We have the technology, we have the engineering expertise. We could experience a kind of export boom 2.0 - this time exporting not only technology, but also sustainability knowledge and data-driven solutions.
Third, this structural change needs less government intervention and more entrepreneurship. If we want to encourage investment and seize the opportunities of sustainability, we need to be positioned accordingly.
To give an example: how can it be acceptable that the construction of the Tesla battery factory in Brandenburg is nearly completed, but the permits have not even been issued yet. Nor is it acceptable for barely digital and barely networked authorities to slow down companies and drive up administrative costs.
And it's also not okay that we put so much effort into preserving existing structures, consume a large part of the state budget and hold on to what is not sustainable. The motto must not be more government and less entrepreneurship, but the other way around.
The next federal government must create the framework that makes structural change possible - and cushion the consequences only where necessary. And it must reduce the excessive bureaucracy - the BDI has presented extensive proposals in this regard.
Fourth: We must think European - and do so from a leadership role. Germany is still the world's fourth-largest economy and, together with the 26 other EU countries, it is even the third-largest.
The only problem is that we are not perceived as a single entity on the world stage. This weakens us and reduces our negotiating power.
To change this, we urgently need to complete the single market. But that's not all: Europe must finally become more capable of making decisions again.
We need new governance in the EU: majority decisions must become the rule and replace the paralysing unanimity requirement wherever possible.
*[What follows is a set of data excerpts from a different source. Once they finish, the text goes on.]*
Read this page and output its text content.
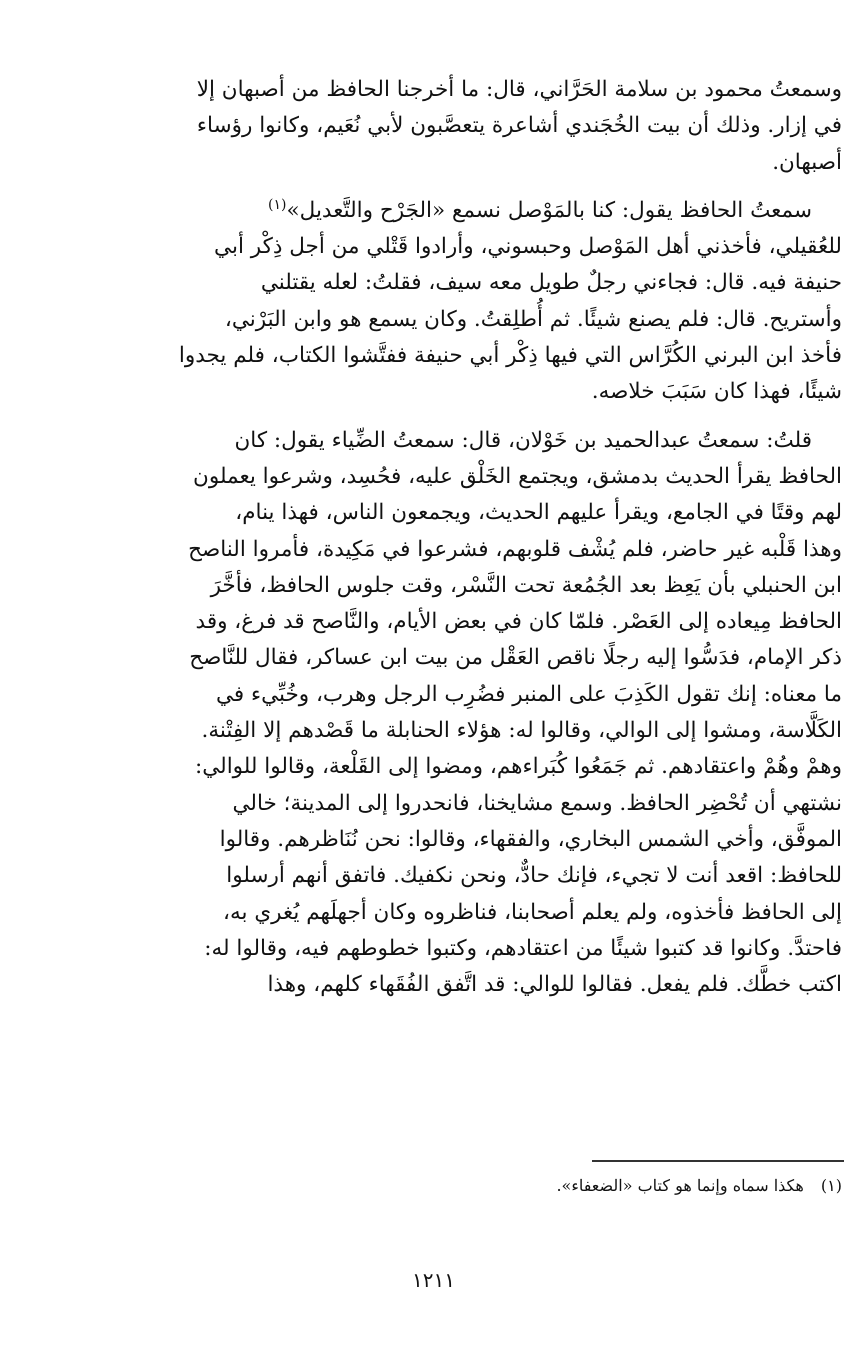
وسمعتُ محمود بن سلامة الحَرَّاني، قال: ما أخرجنا الحافظ من أصبهان إلا
في إزار. وذلك أن بيت الخُجَندي أشاعرة يتعصَّبون لأبي نُعَيم، وكانوا رؤساء
أصبهان.

سمعتُ الحافظ يقول: كنا بالمَوْصل نسمع «الجَرْح والتَّعديل»$^{(١)}$
للعُقيلي، فأخذني أهل المَوْصل وحبسوني، وأرادوا قَتْلي من أجل ذِكْر أبي
حنيفة فيه. قال: فجاءني رجلٌ طويل معه سيف، فقلتُ: لعله يقتلني
وأستريح. قال: فلم يصنع شيئًا. ثم أُطلِقتُ. وكان يسمع هو وابن البَرْني،
فأخذ ابن البرني الكُرَّاس التي فيها ذِكْر أبي حنيفة ففتَّشوا الكتاب، فلم يجدوا
شيئًا، فهذا كان سَبَبَ خلاصه.

قلتُ: سمعتُ عبدالحميد بن خَوْلان، قال: سمعتُ الضِّياء يقول: كان
الحافظ يقرأ الحديث بدمشق، ويجتمع الخَلْق عليه، فحُسِد، وشرعوا يعملون
لهم وقتًا في الجامع، ويقرأ عليهم الحديث، ويجمعون الناس، فهذا ينام،
وهذا قَلْبه غير حاضر، فلم يُشْف قلوبهم، فشرعوا في مَكِيدة، فأمروا الناصح
ابن الحنبلي بأن يَعِظ بعد الجُمُعة تحت النَّسْر، وقت جلوس الحافظ، فأخَّرَ
الحافظ مِيعاده إلى العَصْر. فلمّا كان في بعض الأيام، والنَّاصح قد فرغ، وقد
ذكر الإمام، فدَسُّوا إليه رجلًا ناقص العَقْل من بيت ابن عساكر، فقال للنَّاصح
ما معناه: إنك تقول الكَذِبَ على المنبر فضُرِب الرجل وهرب، وخُبِّيء في
الكَلَّاسة، ومشوا إلى الوالي، وقالوا له: هؤلاء الحنابلة ما قَصْدهم إلا الفِتْنة.
وهمْ وهُمْ واعتقادهم. ثم جَمَعُوا كُبَراءهم، ومضوا إلى القَلْعة، وقالوا للوالي:
نشتهي أن تُحْضِر الحافظ. وسمع مشايخنا، فانحدروا إلى المدينة؛ خالي
الموفَّق، وأخي الشمس البخاري، والفقهاء، وقالوا: نحن نُنَاظرهم. وقالوا
للحافظ: اقعد أنت لا تجيء، فإنك حادٌّ، ونحن نكفيك. فاتفق أنهم أرسلوا
إلى الحافظ فأخذوه، ولم يعلم أصحابنا، فناظروه وكان أجهلَهم يُغري به،
فاحتدَّ. وكانوا قد كتبوا شيئًا من اعتقادهم، وكتبوا خطوطهم فيه، وقالوا له:
اكتب خطَّك. فلم يفعل. فقالوا للوالي: قد اتَّفق الفُقَهاء كلهم، وهذا

(١) هكذا سماه وإنما هو كتاب «الضعفاء».
١٢١١
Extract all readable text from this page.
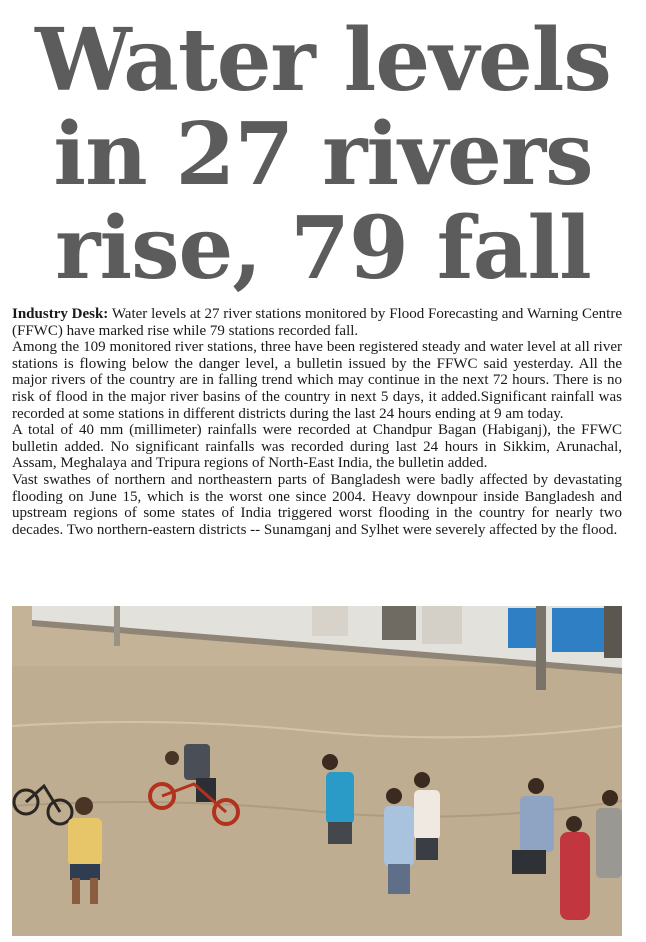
Water levels
in 27 rivers
rise, 79 fall

Industry Desk: Water levels at 27 river stations monitored by Flood Forecasting and Warning Centre (FFWC) have marked rise while 79 stations recorded fall.

Among the 109 monitored river stations, three have been registered steady and water level at all river stations is flowing below the danger level, a bulletin issued by the FFWC said yesterday. All the major rivers of the country are in falling trend which may continue in the next 72 hours. There is no risk of flood in the major river basins of the country in next 5 days, it added.Significant rainfall was recorded at some stations in different districts during the last 24 hours ending at 9 am today.

A total of 40 mm (millimeter) rainfalls were recorded at Chandpur Bagan (Habiganj), the FFWC bulletin added. No significant rainfalls was recorded during last 24 hours in Sikkim, Arunachal, Assam, Meghalaya and Tripura regions of North-East India, the bulletin added.

Vast swathes of northern and northeastern parts of Bangladesh were badly affected by devastating flooding on June 15, which is the worst one since 2004. Heavy downpour inside Bangladesh and upstream regions of some states of India triggered worst flooding in the country for nearly two decades. Two northern-eastern districts -- Sunamganj and Sylhet were severely affected by the flood.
Many of the rules that we impose on ourselves unnecessarily are also not practical. By that, I mean in particular antitrust law, which prevents European champions - because we worry so much about competition within Europe that we ignore competition with the rest of the world.
So if Europe is so strategically important, we need a clear economic policy plan.
Who cares about how we are positioned in Brussels? Where is the strategy for an economically strong Europe? Without answers to these questions, we will not live up to our leadership role. We need to shape Europe instead of letting Europe manage us.
We need a vision that puts Europe's strengths first: where else in the world is there such a diverse and heterogeneous economic area based largely on the same values? Where is there such a treasure trove of knowledge, of languages, of culture?
We can use all of this to become the most attractive museum on earth - or the most attractive economic area in the world. Or ideally both.
That brings me to my fifth and final point: we need a different mentality in Europe - a culture of personal responsibility and ambition.
We have experienced it ourselves in our bank: when we decided to radically restructure more than two years ago, it was not only the individual measures that were decisive, but above all the attitude in our bank - the conviction among our employees that something really has to change.
And what applies on a small scale, in an individual company, also applies on a large scale. Here, too, I would like to remind you once again of the Agenda 2010. It was effective not only because of its individual measures, but above all because of the signal it sent out: that everyone is responsible for their own work and their own lives.
This change of mind was essential. And it is again now. But when did we hear about it in this election campaign?
I'm not saying all of this to point fingers at politics. No, it’s up to us all now.
"Do not ask what your country can do for you, but what you can do for your country."
Everyone knows this phrase from John F. Kennedy - but far too few take it to heart. Now it's more relevant than ever. We just need to replace "your country" - with "Europe".